The Twin Cities has one of the highest levels of black unemployment in the nation -- a condition that is disturbingly consistent with other key racial disparities found in the state. A recent Economic Policy Institute (EPI) study found that African-Americans here are three times as likely to be unemployed as whites.

For years, Minnesota has had larger-than-average racial gaps in areas from K-12 education to health care to housing. Because of that, the new joblessness information may not be surprising, but it should be alarming enough to provoke action. As minority populations grow, the state cannot afford to have so many of its residents unhealthy, undereducated and unemployed.

The EPI report, "Uneven pain: Unemployment by metropolitan area and race," ranks the nation's 50 largest metro areas based on U.S. census data from 2008 and 2009. Researchers found that the Twin Cities, with a black unemployment rate of 20.4 percent, is second only to Detroit. That rate means that local African-Americans, regardless of income and education, are 3.1 times as likely as whites to be without jobs.

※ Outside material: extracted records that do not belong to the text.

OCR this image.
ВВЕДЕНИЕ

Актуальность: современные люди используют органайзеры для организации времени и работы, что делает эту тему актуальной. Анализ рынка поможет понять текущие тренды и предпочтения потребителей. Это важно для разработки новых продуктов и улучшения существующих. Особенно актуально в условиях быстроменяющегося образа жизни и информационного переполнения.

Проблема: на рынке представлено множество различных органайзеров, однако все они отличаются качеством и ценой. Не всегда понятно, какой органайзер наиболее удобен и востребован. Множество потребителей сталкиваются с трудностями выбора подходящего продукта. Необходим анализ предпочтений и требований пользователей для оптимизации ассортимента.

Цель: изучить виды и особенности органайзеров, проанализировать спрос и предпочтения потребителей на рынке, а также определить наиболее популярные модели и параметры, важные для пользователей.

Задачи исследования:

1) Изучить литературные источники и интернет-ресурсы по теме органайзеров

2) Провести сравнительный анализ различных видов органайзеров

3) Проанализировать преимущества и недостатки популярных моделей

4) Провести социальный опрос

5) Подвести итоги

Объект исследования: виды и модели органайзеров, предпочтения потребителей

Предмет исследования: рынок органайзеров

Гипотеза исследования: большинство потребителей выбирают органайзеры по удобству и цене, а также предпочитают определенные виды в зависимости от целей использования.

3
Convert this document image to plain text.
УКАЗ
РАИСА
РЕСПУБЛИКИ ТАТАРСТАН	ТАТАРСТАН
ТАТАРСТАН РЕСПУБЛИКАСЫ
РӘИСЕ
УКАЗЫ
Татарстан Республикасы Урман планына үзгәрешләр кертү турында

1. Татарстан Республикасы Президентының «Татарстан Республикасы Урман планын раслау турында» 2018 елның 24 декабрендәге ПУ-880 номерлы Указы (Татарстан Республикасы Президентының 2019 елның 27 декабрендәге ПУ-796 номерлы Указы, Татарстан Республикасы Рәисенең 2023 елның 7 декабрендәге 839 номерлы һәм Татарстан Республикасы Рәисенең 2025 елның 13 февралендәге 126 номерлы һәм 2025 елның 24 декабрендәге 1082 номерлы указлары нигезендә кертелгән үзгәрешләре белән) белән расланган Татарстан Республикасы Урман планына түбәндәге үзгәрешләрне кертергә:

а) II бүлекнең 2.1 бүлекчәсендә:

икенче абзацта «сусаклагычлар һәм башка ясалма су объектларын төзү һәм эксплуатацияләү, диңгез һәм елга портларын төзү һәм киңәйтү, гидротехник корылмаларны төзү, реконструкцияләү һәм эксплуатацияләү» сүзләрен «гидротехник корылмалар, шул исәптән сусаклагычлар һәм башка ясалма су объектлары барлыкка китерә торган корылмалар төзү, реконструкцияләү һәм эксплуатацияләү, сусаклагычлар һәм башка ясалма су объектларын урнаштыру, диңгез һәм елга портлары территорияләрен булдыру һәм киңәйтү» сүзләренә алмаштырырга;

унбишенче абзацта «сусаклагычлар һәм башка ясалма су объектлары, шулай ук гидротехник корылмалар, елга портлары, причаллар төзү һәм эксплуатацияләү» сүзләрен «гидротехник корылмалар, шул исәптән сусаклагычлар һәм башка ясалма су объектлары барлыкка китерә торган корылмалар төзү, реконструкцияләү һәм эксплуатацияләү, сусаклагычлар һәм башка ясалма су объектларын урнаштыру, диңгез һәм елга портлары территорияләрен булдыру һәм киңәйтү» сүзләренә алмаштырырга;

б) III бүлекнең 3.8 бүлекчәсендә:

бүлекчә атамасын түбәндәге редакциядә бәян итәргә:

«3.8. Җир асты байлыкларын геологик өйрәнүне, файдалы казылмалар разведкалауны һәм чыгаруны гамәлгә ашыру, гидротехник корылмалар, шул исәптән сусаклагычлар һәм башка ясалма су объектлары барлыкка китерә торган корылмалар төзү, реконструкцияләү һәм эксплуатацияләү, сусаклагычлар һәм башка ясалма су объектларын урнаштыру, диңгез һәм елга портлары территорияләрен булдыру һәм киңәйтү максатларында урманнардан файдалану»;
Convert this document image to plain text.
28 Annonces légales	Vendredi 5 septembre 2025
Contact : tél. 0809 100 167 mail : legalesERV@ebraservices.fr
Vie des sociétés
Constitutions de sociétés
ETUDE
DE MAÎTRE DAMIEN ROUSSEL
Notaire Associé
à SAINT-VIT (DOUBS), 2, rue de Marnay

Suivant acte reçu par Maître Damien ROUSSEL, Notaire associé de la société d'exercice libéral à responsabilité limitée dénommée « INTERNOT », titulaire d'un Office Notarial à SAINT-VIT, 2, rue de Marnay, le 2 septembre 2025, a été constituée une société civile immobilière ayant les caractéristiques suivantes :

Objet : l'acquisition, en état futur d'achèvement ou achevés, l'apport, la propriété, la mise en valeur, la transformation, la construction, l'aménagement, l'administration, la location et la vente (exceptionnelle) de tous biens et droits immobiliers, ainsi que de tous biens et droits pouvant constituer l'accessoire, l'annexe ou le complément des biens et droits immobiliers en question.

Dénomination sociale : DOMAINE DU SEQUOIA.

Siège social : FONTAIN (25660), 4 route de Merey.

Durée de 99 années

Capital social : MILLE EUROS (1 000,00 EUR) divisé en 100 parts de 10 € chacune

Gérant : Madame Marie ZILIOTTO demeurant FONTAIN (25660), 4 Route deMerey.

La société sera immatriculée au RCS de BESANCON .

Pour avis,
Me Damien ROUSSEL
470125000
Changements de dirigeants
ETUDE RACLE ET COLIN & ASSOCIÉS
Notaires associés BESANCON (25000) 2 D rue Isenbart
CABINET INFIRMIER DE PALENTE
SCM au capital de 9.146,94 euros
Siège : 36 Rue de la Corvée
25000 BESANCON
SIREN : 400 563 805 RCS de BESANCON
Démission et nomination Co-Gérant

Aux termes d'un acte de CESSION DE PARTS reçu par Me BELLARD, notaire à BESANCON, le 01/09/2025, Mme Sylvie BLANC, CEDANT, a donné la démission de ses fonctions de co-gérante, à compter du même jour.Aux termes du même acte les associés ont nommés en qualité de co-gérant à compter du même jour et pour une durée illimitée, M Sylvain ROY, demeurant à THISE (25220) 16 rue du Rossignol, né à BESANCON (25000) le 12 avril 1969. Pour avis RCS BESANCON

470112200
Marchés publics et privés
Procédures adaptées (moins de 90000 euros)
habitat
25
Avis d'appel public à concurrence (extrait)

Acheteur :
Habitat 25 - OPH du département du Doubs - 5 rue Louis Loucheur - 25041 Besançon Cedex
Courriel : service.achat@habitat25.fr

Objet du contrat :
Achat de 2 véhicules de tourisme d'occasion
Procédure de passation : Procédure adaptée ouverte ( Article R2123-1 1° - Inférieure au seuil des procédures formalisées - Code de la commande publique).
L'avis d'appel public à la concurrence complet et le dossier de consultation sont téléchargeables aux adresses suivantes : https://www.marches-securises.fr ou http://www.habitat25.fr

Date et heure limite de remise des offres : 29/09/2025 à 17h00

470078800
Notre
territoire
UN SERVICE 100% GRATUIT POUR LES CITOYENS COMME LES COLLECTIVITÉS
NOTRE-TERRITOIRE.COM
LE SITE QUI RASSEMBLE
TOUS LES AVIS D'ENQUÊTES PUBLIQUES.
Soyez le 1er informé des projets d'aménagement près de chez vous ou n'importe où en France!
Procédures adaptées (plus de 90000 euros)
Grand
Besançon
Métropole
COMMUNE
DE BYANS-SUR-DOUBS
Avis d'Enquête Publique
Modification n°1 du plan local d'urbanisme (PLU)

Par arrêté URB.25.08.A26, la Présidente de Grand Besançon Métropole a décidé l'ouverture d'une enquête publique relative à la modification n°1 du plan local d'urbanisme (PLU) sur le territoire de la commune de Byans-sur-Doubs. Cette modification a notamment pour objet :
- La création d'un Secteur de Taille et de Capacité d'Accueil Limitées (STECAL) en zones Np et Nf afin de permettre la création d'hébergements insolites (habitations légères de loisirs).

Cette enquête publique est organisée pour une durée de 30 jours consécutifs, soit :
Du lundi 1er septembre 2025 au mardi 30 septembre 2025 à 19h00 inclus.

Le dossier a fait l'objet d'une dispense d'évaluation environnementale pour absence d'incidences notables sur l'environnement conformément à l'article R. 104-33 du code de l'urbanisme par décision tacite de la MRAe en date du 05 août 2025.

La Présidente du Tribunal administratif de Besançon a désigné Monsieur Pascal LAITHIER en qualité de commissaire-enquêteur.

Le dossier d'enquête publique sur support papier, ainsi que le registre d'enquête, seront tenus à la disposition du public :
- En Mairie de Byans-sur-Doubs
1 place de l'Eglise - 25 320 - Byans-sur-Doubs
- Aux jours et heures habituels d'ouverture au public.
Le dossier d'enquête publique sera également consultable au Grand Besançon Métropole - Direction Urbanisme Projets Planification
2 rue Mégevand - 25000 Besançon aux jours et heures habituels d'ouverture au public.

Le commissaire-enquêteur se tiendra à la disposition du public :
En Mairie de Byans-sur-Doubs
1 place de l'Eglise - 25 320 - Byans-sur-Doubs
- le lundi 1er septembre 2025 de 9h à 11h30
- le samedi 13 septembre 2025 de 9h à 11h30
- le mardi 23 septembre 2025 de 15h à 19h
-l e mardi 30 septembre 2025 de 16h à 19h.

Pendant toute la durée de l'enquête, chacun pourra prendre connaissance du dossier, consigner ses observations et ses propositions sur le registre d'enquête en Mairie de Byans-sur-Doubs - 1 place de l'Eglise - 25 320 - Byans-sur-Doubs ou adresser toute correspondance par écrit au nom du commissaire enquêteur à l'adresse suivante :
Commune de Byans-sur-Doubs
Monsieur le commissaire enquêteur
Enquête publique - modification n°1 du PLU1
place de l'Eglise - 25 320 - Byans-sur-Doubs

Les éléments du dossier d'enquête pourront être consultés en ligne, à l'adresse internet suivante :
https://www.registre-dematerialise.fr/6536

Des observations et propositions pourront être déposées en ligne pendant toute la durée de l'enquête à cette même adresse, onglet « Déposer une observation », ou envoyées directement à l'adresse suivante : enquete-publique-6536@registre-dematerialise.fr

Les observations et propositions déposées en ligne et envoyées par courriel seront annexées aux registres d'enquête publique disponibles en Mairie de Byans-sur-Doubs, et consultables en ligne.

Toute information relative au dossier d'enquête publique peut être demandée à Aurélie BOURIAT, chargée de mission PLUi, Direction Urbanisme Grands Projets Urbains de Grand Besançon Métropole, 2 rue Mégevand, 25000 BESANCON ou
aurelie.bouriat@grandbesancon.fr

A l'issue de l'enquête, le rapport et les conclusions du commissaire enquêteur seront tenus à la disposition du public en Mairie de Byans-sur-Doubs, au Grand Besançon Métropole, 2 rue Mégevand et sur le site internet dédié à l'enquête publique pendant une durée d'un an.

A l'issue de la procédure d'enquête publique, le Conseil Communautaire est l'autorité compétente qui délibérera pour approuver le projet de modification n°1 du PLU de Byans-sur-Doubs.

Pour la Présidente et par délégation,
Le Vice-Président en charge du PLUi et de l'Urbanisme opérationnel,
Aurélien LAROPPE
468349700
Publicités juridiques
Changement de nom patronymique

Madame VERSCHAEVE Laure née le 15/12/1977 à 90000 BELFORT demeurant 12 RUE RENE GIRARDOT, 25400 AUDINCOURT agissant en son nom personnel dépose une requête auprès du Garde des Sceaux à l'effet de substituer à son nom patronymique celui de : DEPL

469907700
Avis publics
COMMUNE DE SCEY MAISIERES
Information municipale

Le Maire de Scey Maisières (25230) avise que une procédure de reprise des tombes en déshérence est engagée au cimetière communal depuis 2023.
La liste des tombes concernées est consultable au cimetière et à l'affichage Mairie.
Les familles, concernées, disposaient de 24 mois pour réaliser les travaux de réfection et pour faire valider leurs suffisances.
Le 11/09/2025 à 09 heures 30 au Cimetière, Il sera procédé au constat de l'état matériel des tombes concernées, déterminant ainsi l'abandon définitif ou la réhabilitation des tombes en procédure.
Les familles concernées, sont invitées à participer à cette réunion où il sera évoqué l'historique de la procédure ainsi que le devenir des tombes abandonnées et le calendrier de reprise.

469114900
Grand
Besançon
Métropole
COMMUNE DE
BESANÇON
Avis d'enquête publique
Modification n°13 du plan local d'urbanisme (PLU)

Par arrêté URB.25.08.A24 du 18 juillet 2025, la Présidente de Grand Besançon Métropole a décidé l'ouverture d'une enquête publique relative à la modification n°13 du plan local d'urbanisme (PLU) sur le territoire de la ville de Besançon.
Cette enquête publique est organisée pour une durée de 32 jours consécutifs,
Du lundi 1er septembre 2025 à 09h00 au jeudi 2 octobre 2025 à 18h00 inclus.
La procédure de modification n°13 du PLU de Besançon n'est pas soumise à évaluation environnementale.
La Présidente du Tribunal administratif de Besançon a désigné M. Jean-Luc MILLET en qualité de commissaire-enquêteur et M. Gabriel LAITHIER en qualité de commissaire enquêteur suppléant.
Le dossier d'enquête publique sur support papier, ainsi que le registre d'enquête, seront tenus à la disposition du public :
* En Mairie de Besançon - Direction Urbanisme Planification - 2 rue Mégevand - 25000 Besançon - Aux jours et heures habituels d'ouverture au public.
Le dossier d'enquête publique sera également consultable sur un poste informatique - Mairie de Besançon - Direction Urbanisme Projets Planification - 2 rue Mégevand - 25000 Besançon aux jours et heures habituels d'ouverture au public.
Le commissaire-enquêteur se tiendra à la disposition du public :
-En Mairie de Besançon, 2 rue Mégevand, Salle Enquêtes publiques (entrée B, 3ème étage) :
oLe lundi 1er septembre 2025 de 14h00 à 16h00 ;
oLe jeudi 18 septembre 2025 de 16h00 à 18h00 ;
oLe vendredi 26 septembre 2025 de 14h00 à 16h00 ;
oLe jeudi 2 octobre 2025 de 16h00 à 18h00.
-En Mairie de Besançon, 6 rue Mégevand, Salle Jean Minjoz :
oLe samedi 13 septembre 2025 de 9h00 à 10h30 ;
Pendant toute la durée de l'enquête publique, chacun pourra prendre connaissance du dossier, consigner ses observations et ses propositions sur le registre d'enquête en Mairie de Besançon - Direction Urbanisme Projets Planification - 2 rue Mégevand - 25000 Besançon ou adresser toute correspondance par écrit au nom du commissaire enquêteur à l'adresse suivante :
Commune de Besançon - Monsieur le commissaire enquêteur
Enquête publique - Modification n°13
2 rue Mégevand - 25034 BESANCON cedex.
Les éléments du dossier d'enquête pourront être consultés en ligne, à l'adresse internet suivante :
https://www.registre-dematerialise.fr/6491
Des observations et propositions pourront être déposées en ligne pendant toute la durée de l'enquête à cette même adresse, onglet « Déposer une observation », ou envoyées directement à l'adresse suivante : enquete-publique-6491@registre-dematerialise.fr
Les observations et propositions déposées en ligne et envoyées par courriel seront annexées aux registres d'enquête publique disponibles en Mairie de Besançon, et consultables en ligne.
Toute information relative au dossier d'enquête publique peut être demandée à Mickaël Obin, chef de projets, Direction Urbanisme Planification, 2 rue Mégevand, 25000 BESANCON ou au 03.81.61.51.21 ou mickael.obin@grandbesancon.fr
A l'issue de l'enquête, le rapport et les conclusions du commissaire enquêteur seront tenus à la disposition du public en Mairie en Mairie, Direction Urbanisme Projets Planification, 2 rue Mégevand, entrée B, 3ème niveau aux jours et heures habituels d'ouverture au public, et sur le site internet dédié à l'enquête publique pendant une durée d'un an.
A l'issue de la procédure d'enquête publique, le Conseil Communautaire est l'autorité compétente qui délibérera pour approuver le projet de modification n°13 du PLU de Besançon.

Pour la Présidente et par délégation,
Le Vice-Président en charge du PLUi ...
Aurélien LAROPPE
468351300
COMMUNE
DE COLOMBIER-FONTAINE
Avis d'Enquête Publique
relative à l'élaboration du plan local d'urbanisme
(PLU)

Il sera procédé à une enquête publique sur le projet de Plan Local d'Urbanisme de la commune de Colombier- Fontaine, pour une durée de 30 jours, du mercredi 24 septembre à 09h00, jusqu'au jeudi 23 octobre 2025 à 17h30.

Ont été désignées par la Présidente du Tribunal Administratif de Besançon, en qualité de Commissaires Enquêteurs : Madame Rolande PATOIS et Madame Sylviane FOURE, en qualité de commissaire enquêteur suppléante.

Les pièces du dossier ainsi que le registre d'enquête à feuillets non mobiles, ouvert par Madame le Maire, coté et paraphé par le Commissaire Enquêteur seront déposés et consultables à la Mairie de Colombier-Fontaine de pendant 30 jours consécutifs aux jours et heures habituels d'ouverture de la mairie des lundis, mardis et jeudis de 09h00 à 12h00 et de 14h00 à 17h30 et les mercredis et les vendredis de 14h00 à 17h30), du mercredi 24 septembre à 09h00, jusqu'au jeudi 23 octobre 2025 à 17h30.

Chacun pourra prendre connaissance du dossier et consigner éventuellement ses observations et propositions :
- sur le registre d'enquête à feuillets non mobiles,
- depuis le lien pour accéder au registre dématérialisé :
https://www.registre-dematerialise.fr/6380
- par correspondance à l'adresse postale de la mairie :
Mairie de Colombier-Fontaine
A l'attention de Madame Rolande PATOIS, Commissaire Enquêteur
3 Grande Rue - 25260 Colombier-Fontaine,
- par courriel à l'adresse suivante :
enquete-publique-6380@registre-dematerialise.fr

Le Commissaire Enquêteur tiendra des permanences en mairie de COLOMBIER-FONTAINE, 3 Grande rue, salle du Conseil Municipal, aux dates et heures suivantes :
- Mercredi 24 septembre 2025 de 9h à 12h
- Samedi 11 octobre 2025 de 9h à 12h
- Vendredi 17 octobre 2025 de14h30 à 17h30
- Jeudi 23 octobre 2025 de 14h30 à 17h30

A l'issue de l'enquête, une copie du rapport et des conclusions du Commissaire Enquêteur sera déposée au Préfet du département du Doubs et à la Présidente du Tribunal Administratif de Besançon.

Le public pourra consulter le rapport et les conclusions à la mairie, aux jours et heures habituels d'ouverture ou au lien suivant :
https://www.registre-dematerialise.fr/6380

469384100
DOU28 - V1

When it comes to racial disparities, this region and state stand out in the worst possible ways. Though Minnesota's overall population often tops test scores, health rates and other quality-of-life indicators, the state has a poor record of bringing blacks and other minorities up to the same levels of working- and middle-class life as whites. Some experts say that discrimination and segregation fuel Minnesota's especially large racial divide. Increased school and neighborhood racial isolation and deepened concentrations of poverty combine to reduce opportunities, including the social networks that help people find work.

Five years ago, the Itasca Project, a coalition of metro-area CEOs, released its "Mind the Gap" study, which concluded that such disparities weaken the state's economic competitiveness. "The overall health of the region masks stark disparities ... and such disparities matter to economic competitiveness," the study concluded.

The report raised awareness, and more businesses are having difficult discussions about racial gaps, according to Mary Brainerd, Health Partners CEO and Itasca committee chair.

To address the problem, the EPI report recommends that job-creation efforts be targeted at the racial and lower-income communities that are most in need of a boost. Minneapolis has taken that approach with several youth-jobs, adult-training and workforce-partnership programs that have provided work and other opportunities for tens of thousands of city residents -- about half of them people of color. And Brainerd says that examining the disparities helped change the way her company looks at health results and set clear goals to improve outcomes for people of color.

It has long been true that when America gets the sniffles, black America catches pneumonia. So the tough economy that has battered many family and business budgets for everyone has hit black and other communities of color even harder.

But if the nation is to recover from recession and go on to thrive, it cannot continue to have large swaths of the population left behind and unproductive. People of all races will suffer if society fails to address the kinds of racial disparities that are holding back the Twin Cities and Minnesota.